Thursday Microsoft promised "greater transparency" in its development and business practices. At least partially motivated by an antitrust case against Microsoft in the EU, it seems to suggest that the company is finally recognizing the impact that open source and open standards have had on the IT industry. Some see this as possibly the end of Microsoft's patent threats against Linux.
Microsoft said it is implementing four new interoperability initiatives. These really seem to be huge moves for Microsoft.
- Microsoft will publish more than 30,000 pages of documentation for Windows protocols that used to be available only under a license.
- Microsoft is promising not to sue open-source developers for development and non-commercial distribution of applications using Microsoft protocols. But if you intend to distribute commercial applications using these protocols, you need to get a license from Microsoft.
- Microsoft promised to create new APIs for Word, Excel and PowerPoint so developers can add other document formats and users will be able to set these formats as their default.
- Microsoft will use a new Open Source Interoperability Initiative to provide resources to the community for cooperative development. Microsoft says it is seeking a dialogue with customers, developers and open-source communities via an online Interoperability Forum.
Geoff,
I can't help but feel MS is desperately trying to lay more quicksand with this one. The commercial- non commercial distinction when viewed from the point of view of typical open source licensing is a big red flag. So many of MS's actions lately seem to say they have accepted open source is part of the landscape (if only they could just contain it to being done on windows), but are desperate to kill the GPL and any momentum Linux may have.
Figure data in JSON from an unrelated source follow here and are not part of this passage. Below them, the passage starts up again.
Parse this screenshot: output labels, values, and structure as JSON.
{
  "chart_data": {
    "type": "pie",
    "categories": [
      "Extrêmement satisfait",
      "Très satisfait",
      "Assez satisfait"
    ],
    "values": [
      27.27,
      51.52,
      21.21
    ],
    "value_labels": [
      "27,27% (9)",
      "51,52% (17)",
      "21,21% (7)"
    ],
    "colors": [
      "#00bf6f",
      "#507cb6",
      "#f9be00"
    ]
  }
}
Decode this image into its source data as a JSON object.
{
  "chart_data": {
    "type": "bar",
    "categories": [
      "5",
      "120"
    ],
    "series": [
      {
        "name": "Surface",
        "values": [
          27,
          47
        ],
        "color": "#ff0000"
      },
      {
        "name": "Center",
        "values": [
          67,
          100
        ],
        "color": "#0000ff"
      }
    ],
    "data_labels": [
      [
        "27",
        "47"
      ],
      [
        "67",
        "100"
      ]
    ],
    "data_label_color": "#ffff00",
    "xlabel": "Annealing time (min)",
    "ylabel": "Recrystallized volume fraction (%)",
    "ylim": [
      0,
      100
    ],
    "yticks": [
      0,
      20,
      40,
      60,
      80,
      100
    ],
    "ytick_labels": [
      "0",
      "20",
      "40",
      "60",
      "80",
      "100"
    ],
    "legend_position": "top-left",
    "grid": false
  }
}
So far they've drawn a blank in answering the FOSS challenge (well, perhaps won a minor skirmish with the patent agreement with Novel). They've become more subtle and reasoned in their approach lately, but I don't believe they're getting any more headway yet.
I suspect there's a big chart in Redmond with the open source world divided up into GPL and non-GPL and commercial and non commercial. They're trying to make friends on one side while attacking the other. I don't believe that's a winning strategy because the FOSS community doesn't have such clear splits. If they go too far, they may well end up inadvertently highlighting just how valuable a tool the GPL is when it comes to protecting FOSS, both commercial and non-commercial.
As far as the patent threats against linux go, I don't believe they have much substance. To try and make something of it they'd be taking on IBM, one of the biggest patent holders around. I don't believe they want that Armageddon.
There's also a big difference between what MS says it will do and what it often does. On that score, I'll wait and see.